As fall looms in Maine and another election campaign gears up, misinformation about Medicaid is proliferating. Unfortunately, before Maine people decide in November whether to join most states in expanding the program, it will probably get even worse.
Promoting alternative facts is a real shame because we deserve an honest debate about a policy that would do much good. As Consumer Reports notes, Medicaid is “good insurance.”
Over 70,000 working low-income Mainers would gain health insurance through Medicaid expansion. Some have health issues they don’t even know about that hurt their ability to live long, productive lives. Others already have chronic conditions like high blood pressure or lupus, or are addicted to opioids. Some could develop a critical condition and need expensive emergency care.

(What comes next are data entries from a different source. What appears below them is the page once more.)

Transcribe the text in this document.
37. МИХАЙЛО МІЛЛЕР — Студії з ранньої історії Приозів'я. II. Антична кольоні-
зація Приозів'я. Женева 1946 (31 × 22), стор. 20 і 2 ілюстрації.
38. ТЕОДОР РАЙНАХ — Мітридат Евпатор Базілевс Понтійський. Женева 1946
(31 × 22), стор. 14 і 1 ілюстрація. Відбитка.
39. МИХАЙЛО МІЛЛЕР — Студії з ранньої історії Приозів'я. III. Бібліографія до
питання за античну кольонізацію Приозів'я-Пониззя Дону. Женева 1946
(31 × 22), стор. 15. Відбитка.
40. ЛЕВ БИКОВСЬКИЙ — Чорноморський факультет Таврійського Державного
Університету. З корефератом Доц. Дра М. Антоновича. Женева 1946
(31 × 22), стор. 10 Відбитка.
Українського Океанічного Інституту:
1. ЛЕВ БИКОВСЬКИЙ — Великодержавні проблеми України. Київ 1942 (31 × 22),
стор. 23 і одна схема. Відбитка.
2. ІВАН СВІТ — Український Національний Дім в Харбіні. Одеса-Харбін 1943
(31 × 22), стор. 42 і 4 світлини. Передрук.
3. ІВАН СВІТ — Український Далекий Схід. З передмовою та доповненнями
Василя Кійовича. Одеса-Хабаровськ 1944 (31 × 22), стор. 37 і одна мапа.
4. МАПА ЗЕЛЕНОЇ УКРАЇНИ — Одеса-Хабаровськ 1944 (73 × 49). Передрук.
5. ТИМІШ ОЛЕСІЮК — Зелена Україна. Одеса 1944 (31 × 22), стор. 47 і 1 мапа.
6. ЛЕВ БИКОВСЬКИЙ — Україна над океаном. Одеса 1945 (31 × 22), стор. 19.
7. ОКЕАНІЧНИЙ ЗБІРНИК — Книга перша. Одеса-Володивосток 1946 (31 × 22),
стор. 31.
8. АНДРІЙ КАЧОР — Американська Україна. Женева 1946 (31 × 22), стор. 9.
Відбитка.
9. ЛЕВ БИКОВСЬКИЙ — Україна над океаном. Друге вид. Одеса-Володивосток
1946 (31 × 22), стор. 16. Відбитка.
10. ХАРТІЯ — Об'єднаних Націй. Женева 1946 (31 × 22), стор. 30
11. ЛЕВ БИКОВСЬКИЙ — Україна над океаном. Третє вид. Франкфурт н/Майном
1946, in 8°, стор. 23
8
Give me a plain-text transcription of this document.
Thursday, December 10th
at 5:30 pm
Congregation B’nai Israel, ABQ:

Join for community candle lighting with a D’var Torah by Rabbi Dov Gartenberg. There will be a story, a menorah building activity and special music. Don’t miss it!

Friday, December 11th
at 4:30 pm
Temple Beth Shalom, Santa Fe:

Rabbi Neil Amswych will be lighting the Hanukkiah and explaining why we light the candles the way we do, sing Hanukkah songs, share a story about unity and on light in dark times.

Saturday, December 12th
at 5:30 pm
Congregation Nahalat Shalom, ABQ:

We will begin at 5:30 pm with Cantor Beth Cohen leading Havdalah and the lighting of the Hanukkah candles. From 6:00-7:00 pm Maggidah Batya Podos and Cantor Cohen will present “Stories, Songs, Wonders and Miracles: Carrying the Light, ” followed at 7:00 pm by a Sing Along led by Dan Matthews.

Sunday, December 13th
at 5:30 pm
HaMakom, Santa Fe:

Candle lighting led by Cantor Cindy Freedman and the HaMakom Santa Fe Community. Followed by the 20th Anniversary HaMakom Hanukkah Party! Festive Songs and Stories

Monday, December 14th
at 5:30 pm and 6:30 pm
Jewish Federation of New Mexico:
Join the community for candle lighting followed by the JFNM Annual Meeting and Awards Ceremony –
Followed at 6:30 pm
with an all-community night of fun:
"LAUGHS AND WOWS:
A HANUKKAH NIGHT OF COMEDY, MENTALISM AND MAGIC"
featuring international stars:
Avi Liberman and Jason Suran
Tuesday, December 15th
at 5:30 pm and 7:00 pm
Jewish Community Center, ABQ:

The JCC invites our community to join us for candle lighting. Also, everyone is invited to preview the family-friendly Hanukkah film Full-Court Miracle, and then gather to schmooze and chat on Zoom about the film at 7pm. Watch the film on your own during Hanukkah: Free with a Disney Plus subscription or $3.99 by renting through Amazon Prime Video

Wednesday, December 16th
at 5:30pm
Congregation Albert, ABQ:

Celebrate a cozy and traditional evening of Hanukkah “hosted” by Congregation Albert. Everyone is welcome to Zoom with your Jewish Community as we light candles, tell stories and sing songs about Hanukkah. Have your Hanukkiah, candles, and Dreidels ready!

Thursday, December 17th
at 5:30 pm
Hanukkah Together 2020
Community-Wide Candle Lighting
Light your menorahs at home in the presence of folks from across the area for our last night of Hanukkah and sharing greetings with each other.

Expansion would help them, their families and their loved ones. Medicaid expansion would also support rural hospitals, keeping them strong for everyone nearby.
Meanwhile, the sheer range of types of Medicaid misinformation is impressive in its own way. Medicaid misinformers sometimes say things that are blatantly false while others operate by leaving out key information or context. Some misinform about the bill passed by U.S. House Republicans, others on what happened in Maine in the past, and still others on the impacts of Medicaid expansion around the country.
First, take the flat out falsehoods from Rep. Bruce Poliquin, who claimed to a closed-door meeting of donors, that the repeal and replace bill he voted for didn’t cut Medicaid.
In reality, Poliquin voted for spending a whopping $834 billion less for Medicaid over a 10-year period compared to current policy. Poliquin also voted to cap how much funding states would get. Despite his denials, both would have had huge effects.
The facts can be seen in cold, hard numbers in Table 4 on page 40 of the Congressional Budget Office report on the House bill, which shows that 14 million would lose coverage due to Medicaid cuts.
As Sen. Susan Collins put it, the GOP plans would have imposed “fundamental sweeping changes in the Medicaid program and those include very deep cuts. That would affect some of the most vulnerable in our society, including disabled children, poor seniors. It would affect our rural hospitals and nursing homes, and they would have a very difficult time even staying in existence.”
While mischaracterizing Medicaid in private, Poliquin avoided questions from the public and the journalists who inform his constituents. At that fundraiser, Rep. Poliquin said answering questions from the media about his positions would provide “ammunition” that could cause him to lose reelection. Previously Poliquin put his anti-transparency strategy into action by ducking into a bathroom when asked questions about health policy.
Second, by omitting crucial national context, others have misled about what happened in Maine during an earlier expansion. Their complaint is that not enough Mainers gained coverage overall.
But before the adoption of the Affordable Care Act, American adults not old enough to get Medicare were losing coverage. Maine bucked the national trend, showing the state policy was a success. Research shows that more insurance back then led to fewer deaths, especially for illnesses that are relatively easily affected by health care, heart diseases, infections and cancer.
Third, although some claim Medicaid hasn’t helped much, all around the country Medicaid expansion states have better coverage, less financial stress, improvements in health, better prevention, more opioid addiction treatment, and stronger rural hospitals. According to research by Suzanne Mettler and Lawrence Jacobs, states that expanded Medicaid now have little difference between low-income and high-income people when it comes to insurance coverage. The non-Medicaid states still have big disparities.
Hit by lies that Medicaid expansion hurt disabled people on waiting lists, Republican Gov. John Kasich of Ohio asserted that was “false, as it is just the opposite of what actually happened.”
Misleading on Medicaid is probably happening because it’s so popular. A recent Kaiser Health Tracking poll found that a whopping 74 percent of Americans, including 76 percent of Independents and 61 percent of Republicans, saw Medicaid favorably.
Though the effort to convince Mainers that Medicaid expansion is a bad idea is in full swing, most people appreciate this long-standing, very effective health insurance program.